Un disque de rupture prophétiques, les deux pieds dans l'eau boueuse du blues, la tête dans le bruit volatile qui tombe des étoiles, car même l'Univers possède une bande-son.

Damie Chad.

 

FUNKY MULE

SOUL TIME

 

Y a des mecs pas sympas, je vous refile leurs prénoms pour les barrer de votre liste d'amis, François, Julien, Laurent, Mathieu, Richard, Torz, Thierry et Claire, eh oui une fille parmi eux, comme quoi l'on est souvent trahies par les siennes. Vous les avez reconnus, font partie de l'équipage de Soul Time, l'on a parlé d'eux dans les deux livraisons précédentes, comme l'on avait dit du bien des chanteuses Carla et Lucie, ce coup-ci, ils les ont bâillonnées, ah vous chantiez très bien, maintenant vous vous tairez, ou alors allez danser, leur ont fait le coup de l'instrumental, les filles allez pointer au chômage, aujourd'hui c'est du sérieux, faut des gars solides !

C'est qu'ils ne s'attaquent pas à un château de sable, ont décidé de taquiner un gros donjon, Ike Turner, l'était dans les Studios Sun avant Elvis Presley, et a enregistré Rocket 88 – Jackie Brenston est au vocal - que certains considèrent comme le premier morceau de rock mis en boîte sur notre planète... puis est devenu un des monuments incontournables du rhythm 'n' blues... C'est avec Tina Turner sous la houlette de Phil Spector qu'il créée cette symphonie du nouveau monde de la pop qu'est Deep River, Mountain High, un prodige si puissant qu'il désarçonna critiques, radios et public...

Funky mule ouvre la face B de l'album a Black Man's Soul, publié en 1969 en ces années de fierté noire, une composition de Marvin Holmes qui l'enregistra aussi à la tête de ses Uptights, selon mes immodeste a-priori, c'est la meilleure version avec un groove tout bruiteux et cuivreux qui rappelle la marche des éléphants d'Hannibal escaladant les Alpes pour marcher sur Rome, pas bête le Marvin, l'a partagé le morceau en deux, la partie 1 pour ceux qui aiment les grosses cavalcades, la numéro 2 pour ceux qui préfèrent les moutonnements moins escarpées, mais comme il n'arrête de scater et d'interjectionner dessus cela s'entend moins. Lorsque Ike la reprend, il refuse de jacter dessus, un instrumental c'est seulement la musique affirme-t-il, puis en grand seigneur il offre le fromage et le dessert en un plat unique, ce qui explique pourquoi les mal-appris comme moi s'ennuient un tantinet sur la deuxième partie du morceau qui se perd un peu dans les sables brûlants des rives du Nid sur lesquels les crocodiles aiment à piquer leur roupillon post-méridien...
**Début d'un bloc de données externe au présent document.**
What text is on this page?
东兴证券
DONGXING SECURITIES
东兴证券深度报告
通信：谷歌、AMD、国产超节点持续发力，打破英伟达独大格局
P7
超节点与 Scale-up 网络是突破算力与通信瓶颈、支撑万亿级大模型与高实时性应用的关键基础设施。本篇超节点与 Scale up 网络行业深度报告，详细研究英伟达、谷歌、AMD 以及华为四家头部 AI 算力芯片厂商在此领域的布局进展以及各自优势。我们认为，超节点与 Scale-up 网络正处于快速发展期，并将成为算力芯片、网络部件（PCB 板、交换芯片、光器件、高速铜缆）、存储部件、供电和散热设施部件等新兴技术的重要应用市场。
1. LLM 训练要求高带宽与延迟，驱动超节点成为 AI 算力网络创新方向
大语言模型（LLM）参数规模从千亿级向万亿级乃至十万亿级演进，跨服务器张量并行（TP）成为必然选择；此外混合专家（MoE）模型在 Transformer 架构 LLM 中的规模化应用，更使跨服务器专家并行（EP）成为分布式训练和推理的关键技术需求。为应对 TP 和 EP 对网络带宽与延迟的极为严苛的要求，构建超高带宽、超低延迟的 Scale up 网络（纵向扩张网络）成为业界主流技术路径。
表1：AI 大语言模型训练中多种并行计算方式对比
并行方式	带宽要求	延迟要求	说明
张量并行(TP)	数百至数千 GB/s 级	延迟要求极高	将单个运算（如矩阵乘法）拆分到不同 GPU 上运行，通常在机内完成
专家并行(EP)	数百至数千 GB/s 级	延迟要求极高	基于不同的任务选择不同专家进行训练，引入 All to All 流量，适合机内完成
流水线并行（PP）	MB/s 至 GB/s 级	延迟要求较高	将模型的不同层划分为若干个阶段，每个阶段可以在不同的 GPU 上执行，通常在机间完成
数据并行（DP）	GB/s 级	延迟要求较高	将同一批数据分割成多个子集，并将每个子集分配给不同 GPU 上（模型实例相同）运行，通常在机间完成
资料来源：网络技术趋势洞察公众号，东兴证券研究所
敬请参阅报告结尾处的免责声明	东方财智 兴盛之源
Conclusion Soul Time n'a pas peur de s'aventurer dans les pâturages des vaches sacrées du groove. Partent de la structuration du morceau opérée par Ike Turner. Rien de plus têtu qu'une mule. S'engage à toute allure dans une direction, pour on ne sait pourquoi au bout de quelques centaines de mètres en prendre une autre. Les gars de Soul Time ils aiment bien les bêtes, mais pas question que la bestiole n'en fasse qu'à sa tête, vous la tiennent serrée et resserrée, tu veux aller à droite, t'iras à droite, tu veux aller à gauche t'iras à gauche, mais pas question de lambiner en chemin, z'ont sorti le chrono, celle de Ike a besoin de plus de trois minutes pour réaliser le parcours, toi t'as intérêt à allonger le pas, pas même deux quarante on t'accorde. On ne peut que louer leur fermeté. Ne laissent pas au boa le temps de dérouler cruellement ses anneaux paresseux autour de votre gorge, faut qu'il vous strangule l'auditeur, vite fait, bien fait, soul time is money, vous prennent ce ricain de Ike Turner à la propre philosophie de son pays.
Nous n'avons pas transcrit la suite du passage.